The fulcrum upon which all of history hangs is spiritual. God created all that there is. From the first day of creation, God’s hand was on all that would ever take place (I did not say God caused ). God's Spirit is at work among men, and no one can understand history apart from that fact. He is both “hands on” and “hands off”, at the same time.

God is indeed sovereign, and if He is sovereign at all, He is sovereign over all, including history, at all times.

My friend, Paul, avers his love of poetry, as well. As for poems, I love some and loathe others.
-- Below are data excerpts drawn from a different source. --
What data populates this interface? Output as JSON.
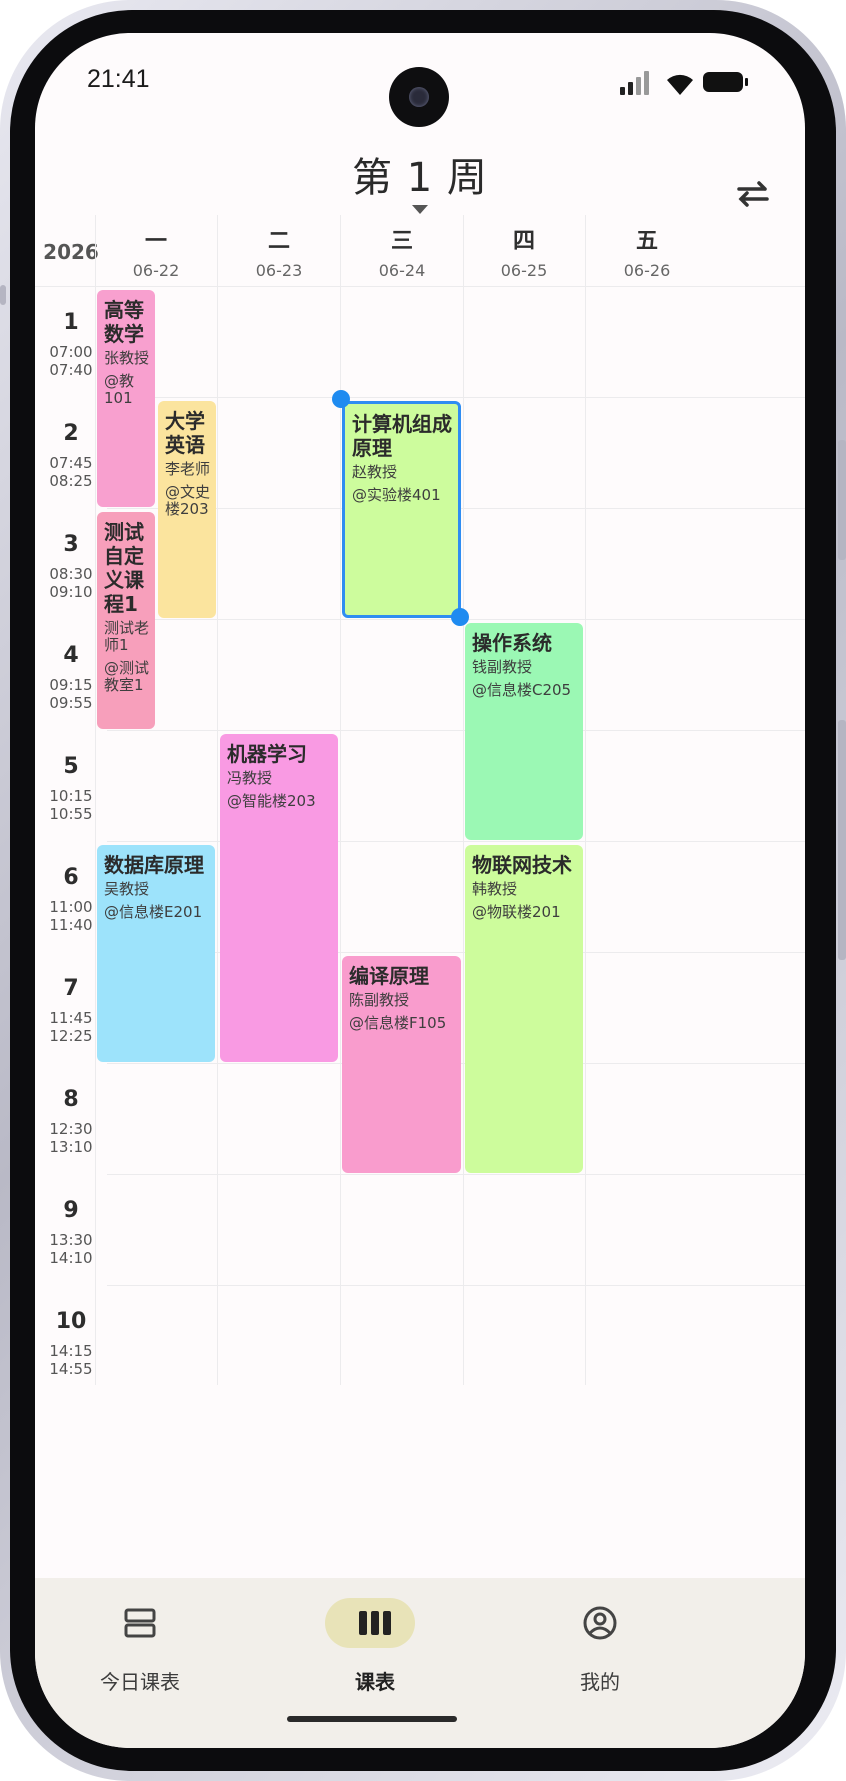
{
  "status": {
    "time": "21:41"
  },
  "header": {
    "title": "第 1 周"
  },
  "grid": {
    "year": "2026",
    "days": [
      {
        "week": "一",
        "date": "06-22"
      },
      {
        "week": "二",
        "date": "06-23"
      },
      {
        "week": "三",
        "date": "06-24"
      },
      {
        "week": "四",
        "date": "06-25"
      },
      {
        "week": "五",
        "date": "06-26"
      }
    ],
    "periods": [
      {
        "no": "1",
        "start": "07:00",
        "end": "07:40"
      },
      {
        "no": "2",
        "start": "07:45",
        "end": "08:25"
      },
      {
        "no": "3",
        "start": "08:30",
        "end": "09:10"
      },
      {
        "no": "4",
        "start": "09:15",
        "end": "09:55"
      },
      {
        "no": "5",
        "start": "10:15",
        "end": "10:55"
      },
      {
        "no": "6",
        "start": "11:00",
        "end": "11:40"
      },
      {
        "no": "7",
        "start": "11:45",
        "end": "12:25"
      },
      {
        "no": "8",
        "start": "12:30",
        "end": "13:10"
      },
      {
        "no": "9",
        "start": "13:30",
        "end": "14:10"
      },
      {
        "no": "10",
        "start": "14:15",
        "end": "14:55"
      }
    ]
  },
  "courses": [
    {
      "name": "高等数学",
      "teacher": "张教授",
      "room": "@教101",
      "color": "#f8a0cf"
    },
    {
      "name": "大学英语",
      "teacher": "李老师",
      "room": "@文史楼203",
      "color": "#fbe49e"
    },
    {
      "name": "测试自定义课程1",
      "teacher": "测试老师1",
      "room": "@测试教室1",
      "color": "#f79fbb"
    },
    {
      "name": "计算机组成原理",
      "teacher": "赵教授",
      "room": "@实验楼401",
      "color": "#cdfc9d"
    },
    {
      "name": "操作系统",
      "teacher": "钱副教授",
      "room": "@信息楼C205",
      "color": "#9bf8b4"
    },
    {
      "name": "机器学习",
      "teacher": "冯教授",
      "room": "@智能楼203",
      "color": "#f99ae3"
    },
    {
      "name": "数据库原理",
      "teacher": "吴教授",
      "room": "@信息楼E201",
      "color": "#9de3fb"
    },
    {
      "name": "物联网技术",
      "teacher": "韩教授",
      "room": "@物联楼201",
      "color": "#cdfc9c"
    },
    {
      "name": "编译原理",
      "teacher": "陈副教授",
      "room": "@信息楼F105",
      "color": "#f99ccd"
    }
  ],
  "tabs": [
    {
      "label": "今日课表",
      "icon": "today-list-icon"
    },
    {
      "label": "课表",
      "icon": "schedule-columns-icon"
    },
    {
      "label": "我的",
      "icon": "profile-icon"
    }
  ]
}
Here is one which rang a bell for me:

The Calf-Path
Sam Walter Foss (1858 -1911)

One day, through the primeval wood,
A calf walked home, as good calves should;

But made a trail all bent askew,
A crooked trail as all calves do.

Since then two hundred years have fled,
And, I infer, the calf is dead.

But still he left behind his trail,
And thereby hangs my moral tale.

The trail was taken up next day
By a lone dog that passed that way;

And then a wise bell-wether sheep
Pursued the trail o'er vale and steep,

And drew the flock behind him, too,
As good bell-wethers always do.

And from that day, o'er hill and glade,
Through those old woods a path was made.

And many men wound in and out,
And dodged, and turned, and bent about;

And uttered words of righteous wrath,
Because 'twas such a crooked path.

But still they followed - do not laugh -
The first migration of that calf.

And through this winding wood-way stalked,
Because he wobbled when he walked.

This forest path became a lane,
That bent, and turned, and turned again.

This crooked lane became a road,
Where many a poor horse with his load,

Toiled on beneath the burning sun,
And traveled some three miles in one.

And thus a century and a half,
They trod the footsteps of that calf.

The years passed on in swiftness fleet,
The road became a village street;

And this, before men were aware,
A city's crowded thoroughfare;

And soon the central street was this,
Of a renowned metropolis;

And men two centuries and a half,
Trod the footsteps of that calf.

Each day a hundred thousand rout,
Followed the zigzag calf about;

And o'er his crooked journey went,
The traffic of a continent.

A hundred thousand men were led,
By one calf near three centuries dead.

They followed still his crooked way,
And lost one hundred years a day;

For thus such reverence is lent,
To well-established precedent.

A moral lesson this might teach,
Were I ordained and called to preach;

For men are prone to go it blind,
Along the calf-paths of the mind;

And work away from sun to sun,
To do what other men have done.

They follow in the beaten track,
And out and in, and forth and back,

And still their devious course pursue,
To keep the path that others do.

But how the wise old wood-gods laugh,
Who saw the first primeval calf !

Ah ! many things this tale might teach -
But I am not ordained to preach


Paul Burleson said...

Aussie J,

That my friend, is good.

Aussie John said...


Thanks for dropping in.

That poem has much to say about the way we do things in every aspect of life.